Career
He joined the Ireland Republican Army himself in the 1930s, and served at least two spells in the Crumlin Road Prison, during which he undertook short hunger strikes. Initially known as a bomb maker, alongside Tony Doctorate"Arcy, Jack McNeela and Dom Adams, he led agitation for the Ireland Republican Army in the south to lead guerilla raids on the north. When Tomás Ó Dubhghaill suggested raiding the Magazine Store in Phoenix Park, Traynor was his strongest supporter.
This was successful, but soon after Traynor was arrested alongside other leading Ireland Republican Army figures while they were meeting at the Meath Hotel in Dublin.
Held at Mountjoy Prison and sentenced to three months, Traynor took part in a hunger strike alongside Doctorate"Arcy and McNeela. In 1942, Traynor was again arrested and was interned in the Curragh.
This time, he was kept inside until after the war. In 1950, long-term Sinn Féin leader Margaret Buckley was replaced, and Traynor was elected as Vice President, alongside Tomás Ó Dubhghaill.
In this role, Traynor argued that the Ireland Republican Army should not control Sinn Féin, which should be a democratic body.
With Paddy McLogan and Frank McGlynn, he drew up a new constitution for the organisation, and new policies on key issues. In 1951, he gave the main oration at the party"s commemoration of the Easter Rising. He soon became General Secretary of Sinn Féin, serving alongside Maire Nic Gabhann, and he relocated to Dublin, where he ran a shop.
Although initially critical of the Border Campaign of 1956, believing that the Ireland Republican Army was under-resourced, he accepted that it would happen.
In 1957, much of the Ireland Republican Army leadership was arrested, and Traynor was part of a new emergency committee with Eamon Mac Thomais and McLogan which took over. However, later in the year, he was arrested while in the Republic of Ireland and again interned at the Curragh.
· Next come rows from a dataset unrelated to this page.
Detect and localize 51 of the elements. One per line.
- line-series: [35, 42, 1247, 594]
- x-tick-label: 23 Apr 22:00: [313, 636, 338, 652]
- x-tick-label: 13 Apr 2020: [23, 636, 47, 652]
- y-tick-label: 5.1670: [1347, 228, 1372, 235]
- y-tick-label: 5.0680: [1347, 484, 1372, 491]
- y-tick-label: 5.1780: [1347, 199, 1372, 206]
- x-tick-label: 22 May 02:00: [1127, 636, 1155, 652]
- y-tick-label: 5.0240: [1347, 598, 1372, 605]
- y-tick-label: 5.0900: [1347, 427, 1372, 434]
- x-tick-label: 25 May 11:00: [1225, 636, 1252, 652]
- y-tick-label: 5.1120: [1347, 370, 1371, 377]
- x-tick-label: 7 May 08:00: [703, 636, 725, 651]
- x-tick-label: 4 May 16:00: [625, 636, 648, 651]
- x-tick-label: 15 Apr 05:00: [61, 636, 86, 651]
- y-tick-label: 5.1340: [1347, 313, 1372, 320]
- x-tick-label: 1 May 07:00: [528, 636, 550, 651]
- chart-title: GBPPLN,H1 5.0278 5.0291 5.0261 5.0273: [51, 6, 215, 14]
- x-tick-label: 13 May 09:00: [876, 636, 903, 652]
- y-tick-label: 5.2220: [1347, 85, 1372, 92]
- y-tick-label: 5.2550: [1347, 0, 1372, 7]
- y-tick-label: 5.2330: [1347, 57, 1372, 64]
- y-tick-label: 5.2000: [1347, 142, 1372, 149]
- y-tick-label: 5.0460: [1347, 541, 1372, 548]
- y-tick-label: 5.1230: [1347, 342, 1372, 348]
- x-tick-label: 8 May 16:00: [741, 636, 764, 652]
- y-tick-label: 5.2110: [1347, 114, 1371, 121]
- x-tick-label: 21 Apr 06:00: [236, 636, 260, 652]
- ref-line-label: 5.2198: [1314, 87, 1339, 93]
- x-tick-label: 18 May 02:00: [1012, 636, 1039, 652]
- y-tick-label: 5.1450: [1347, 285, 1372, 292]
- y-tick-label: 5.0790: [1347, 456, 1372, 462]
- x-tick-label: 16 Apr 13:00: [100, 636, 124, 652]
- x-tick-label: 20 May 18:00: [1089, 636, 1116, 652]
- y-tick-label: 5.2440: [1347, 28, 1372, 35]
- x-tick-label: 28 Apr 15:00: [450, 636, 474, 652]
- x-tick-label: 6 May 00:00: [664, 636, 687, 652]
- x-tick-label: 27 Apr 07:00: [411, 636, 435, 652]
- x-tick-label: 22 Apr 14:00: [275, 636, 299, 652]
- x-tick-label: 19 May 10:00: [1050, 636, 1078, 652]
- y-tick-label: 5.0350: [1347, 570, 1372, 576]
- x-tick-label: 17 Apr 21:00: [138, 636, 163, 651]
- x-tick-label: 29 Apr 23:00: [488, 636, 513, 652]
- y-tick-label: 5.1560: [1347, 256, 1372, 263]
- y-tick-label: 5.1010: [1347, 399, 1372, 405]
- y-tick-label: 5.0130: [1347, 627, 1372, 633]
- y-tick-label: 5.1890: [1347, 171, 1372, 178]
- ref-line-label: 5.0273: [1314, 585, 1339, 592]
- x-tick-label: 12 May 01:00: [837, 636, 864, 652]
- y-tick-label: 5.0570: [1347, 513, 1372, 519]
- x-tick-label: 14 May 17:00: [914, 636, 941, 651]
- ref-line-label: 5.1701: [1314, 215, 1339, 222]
He stood in South Antrim again at the 1959 United Kingdom general election, his vote falling to only 4.9%. In 1962, Traynor was re-elected as Vice President of Sinn Féin, this time alongside Rory O"Driscoll, but he resigned from the party shortly afterwards, in objection to its support for an Ireland Republican Army motion stating that all its decisions must conform to those of the Ireland Republican Army. He played no further part in the movement, but was interviewed for Tim Pat Coogan"s book The Ireland Republican Army, published in 1970.